More sex advice from YourTango:

But there is hope! First, there are a number of new medications that may boost mood and decrease other symptoms of depression without impacting sexual function. It is important to communicate honestly with your doctor about your sexual issues so that he or she can adjust your medication as needed. Individual therapy and therapy with your partner can help with issues regarding your sexual functioning caused or exacerbated by depression. Individuals with mental illness can have a healthy sexual life with their partner. No matter the limitations you or your partner might face emotionally, mentally, or physically, you can find viable solutions that will help you have a pleasurable sex life and relationship.
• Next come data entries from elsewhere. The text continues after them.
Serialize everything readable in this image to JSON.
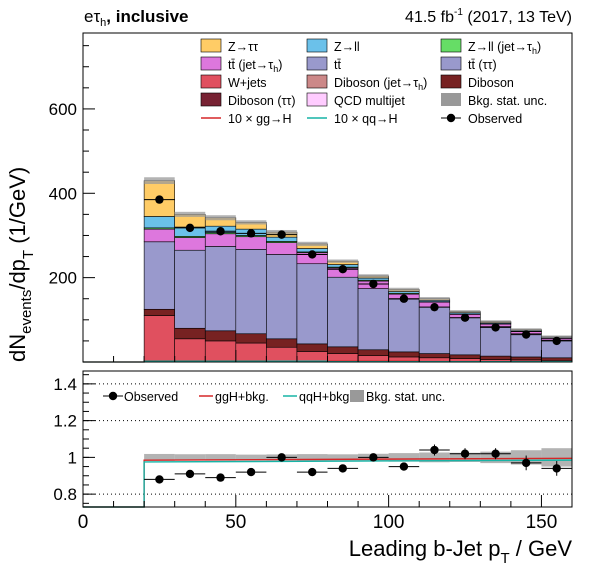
{
  "header": {
    "channel": "eτ",
    "channel_sub": "h",
    "category": ", inclusive",
    "lumi": "41.5 fb",
    "lumi_sup": "-1",
    "lumi_rest": " (2017, 13 TeV)"
  },
  "axes": {
    "ylabel_main": "dN",
    "ylabel_sub": "events",
    "ylabel_rest": "/dp",
    "ylabel_sub2": "T",
    "ylabel_unit": " (1/GeV)",
    "xlabel": "Leading b-Jet p",
    "xlabel_sub": "T",
    "xlabel_unit": " / GeV"
  },
  "legend_main": [
    {
      "label": "Z→ττ",
      "color": "#ffcc66",
      "kind": "box"
    },
    {
      "label": "Z→ll",
      "color": "#6bc1ea",
      "kind": "box"
    },
    {
      "label": "Z→ll (jet→τ",
      "sub": "h",
      "tail": ")",
      "color": "#66dd66",
      "kind": "box"
    },
    {
      "label": "tt̄ (jet→τ",
      "sub": "h",
      "tail": ")",
      "color": "#dd77dd",
      "kind": "box"
    },
    {
      "label": "tt̄",
      "color": "#9999cc",
      "kind": "box"
    },
    {
      "label": "tt̄ (ττ)",
      "color": "#9999cc",
      "kind": "box"
    },
    {
      "label": "W+jets",
      "color": "#e0505f",
      "kind": "box"
    },
    {
      "label": "Diboson (jet→τ",
      "sub": "h",
      "tail": ")",
      "color": "#cc8888",
      "kind": "box"
    },
    {
      "label": "Diboson",
      "color": "#772222",
      "kind": "box"
    },
    {
      "label": "Diboson (ττ)",
      "color": "#772233",
      "kind": "box"
    },
    {
      "label": "QCD multijet",
      "color": "#ffccff",
      "kind": "box"
    },
    {
      "label": "Bkg. stat. unc.",
      "color": "#999999",
      "kind": "box"
    },
    {
      "label": "10 × gg→H",
      "color": "#d62728",
      "kind": "line"
    },
    {
      "label": "10 × qq→H",
      "color": "#17b4a6",
      "kind": "line"
    },
    {
      "label": "Observed",
      "color": "#000000",
      "kind": "marker"
    }
  ],
  "legend_ratio": [
    {
      "label": "Observed",
      "kind": "marker",
      "color": "#000000"
    },
    {
      "label": "ggH+bkg.",
      "kind": "line",
      "color": "#d62728"
    },
    {
      "label": "qqH+bkg.",
      "kind": "line",
      "color": "#17b4a6"
    },
    {
      "label": "Bkg. stat. unc.",
      "kind": "box",
      "color": "#999999"
    }
  ],
  "chart_data": [
    {
      "type": "bar",
      "stacked": true,
      "x_edges": [
        0,
        20,
        30,
        40,
        50,
        60,
        70,
        80,
        90,
        100,
        110,
        120,
        130,
        140,
        150,
        160
      ],
      "xlim": [
        0,
        160
      ],
      "ylim": [
        0,
        780
      ],
      "yticks": [
        200,
        400,
        600
      ],
      "xticks": [
        0,
        50,
        100,
        150
      ],
      "stack": [
        {
          "name": "W+jets",
          "color": "#e0505f",
          "values": [
            0,
            110,
            55,
            50,
            45,
            35,
            25,
            20,
            15,
            12,
            10,
            8,
            6,
            5,
            4
          ]
        },
        {
          "name": "Diboson",
          "color": "#772222",
          "values": [
            0,
            15,
            25,
            24,
            22,
            20,
            18,
            16,
            14,
            12,
            10,
            9,
            8,
            7,
            6
          ]
        },
        {
          "name": "tt̄",
          "color": "#9999cc",
          "values": [
            0,
            160,
            185,
            200,
            200,
            200,
            190,
            165,
            145,
            125,
            110,
            88,
            70,
            55,
            42
          ]
        },
        {
          "name": "tt̄ (jet→τh)",
          "color": "#dd77dd",
          "values": [
            0,
            30,
            30,
            30,
            30,
            28,
            26,
            22,
            18,
            12,
            12,
            8,
            6,
            5,
            4
          ]
        },
        {
          "name": "Z→ll (jet→τh)",
          "color": "#66dd66",
          "values": [
            0,
            3,
            3,
            3,
            3,
            3,
            2,
            2,
            2,
            2,
            1,
            1,
            1,
            1,
            1
          ]
        },
        {
          "name": "Z→ll",
          "color": "#6bc1ea",
          "values": [
            0,
            27,
            22,
            15,
            15,
            10,
            8,
            6,
            5,
            4,
            3,
            3,
            2,
            2,
            2
          ]
        },
        {
          "name": "Z→ττ",
          "color": "#ffcc66",
          "values": [
            0,
            85,
            30,
            20,
            16,
            12,
            11,
            8,
            5,
            5,
            4,
            3,
            3,
            2,
            1
          ]
        }
      ],
      "band_halfwidth": [
        0,
        8,
        6,
        6,
        5,
        5,
        5,
        4,
        4,
        4,
        4,
        3,
        3,
        3,
        3
      ],
      "observed": {
        "x": [
          25,
          35,
          45,
          55,
          65,
          75,
          85,
          95,
          105,
          115,
          125,
          135,
          145,
          155
        ],
        "y": [
          385,
          318,
          310,
          305,
          302,
          255,
          220,
          185,
          150,
          130,
          105,
          82,
          65,
          50
        ]
      }
    },
    {
      "type": "line",
      "name": "ratio",
      "xlim": [
        0,
        160
      ],
      "ylim": [
        0.73,
        1.47
      ],
      "yticks": [
        0.8,
        1,
        1.2,
        1.4
      ],
      "dotted_gridlines": [
        0.8,
        1.2,
        1.4
      ],
      "ggH_bkg": {
        "x": [
          0,
          20,
          20,
          160
        ],
        "y": [
          0.73,
          0.73,
          0.985,
          0.995
        ]
      },
      "qqH_bkg": {
        "x": [
          0,
          20,
          20,
          160
        ],
        "y": [
          0.73,
          0.73,
          0.975,
          0.985
        ]
      },
      "observed": {
        "x": [
          25,
          35,
          45,
          55,
          65,
          75,
          85,
          95,
          105,
          115,
          125,
          135,
          145,
          155
        ],
        "y": [
          0.88,
          0.91,
          0.89,
          0.92,
          1.0,
          0.92,
          0.94,
          1.0,
          0.95,
          1.04,
          1.02,
          1.02,
          0.97,
          0.94
        ],
        "err": [
          0.015,
          0.015,
          0.015,
          0.015,
          0.02,
          0.02,
          0.02,
          0.02,
          0.02,
          0.03,
          0.03,
          0.03,
          0.04,
          0.04
        ]
      }
    }
  ]
}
Case study: Pam and Bob. Pam is a 25-year-old Caucasian female who recently got married. Throughout her life, Pam had experienced episodes of Major Depressive Disorder (MDD). Six months after marrying Bob, Pam began to experience symptoms of depression including feelings of sadness, loss of interest in activities she previously enjoyed, excessive sleeping, irritability, and decreased appetite. Although she managed to go to work on most occasions, there were some days where she found it difficult to even get up. Pam went from initiating sexual activity with Bob at least twice a week to not reciprocating when he initiated. When Bob would confront Pam about not being sexual with him (about once a month), she would agree to have intercourse, but was unable to become aroused or have an orgasm. Pam stated that her decreased mood and lack of interest in sexual activity was significantly impacting her relationship, as Bob was becoming irritable and angry that she never wanted to do anything fun—including have sex.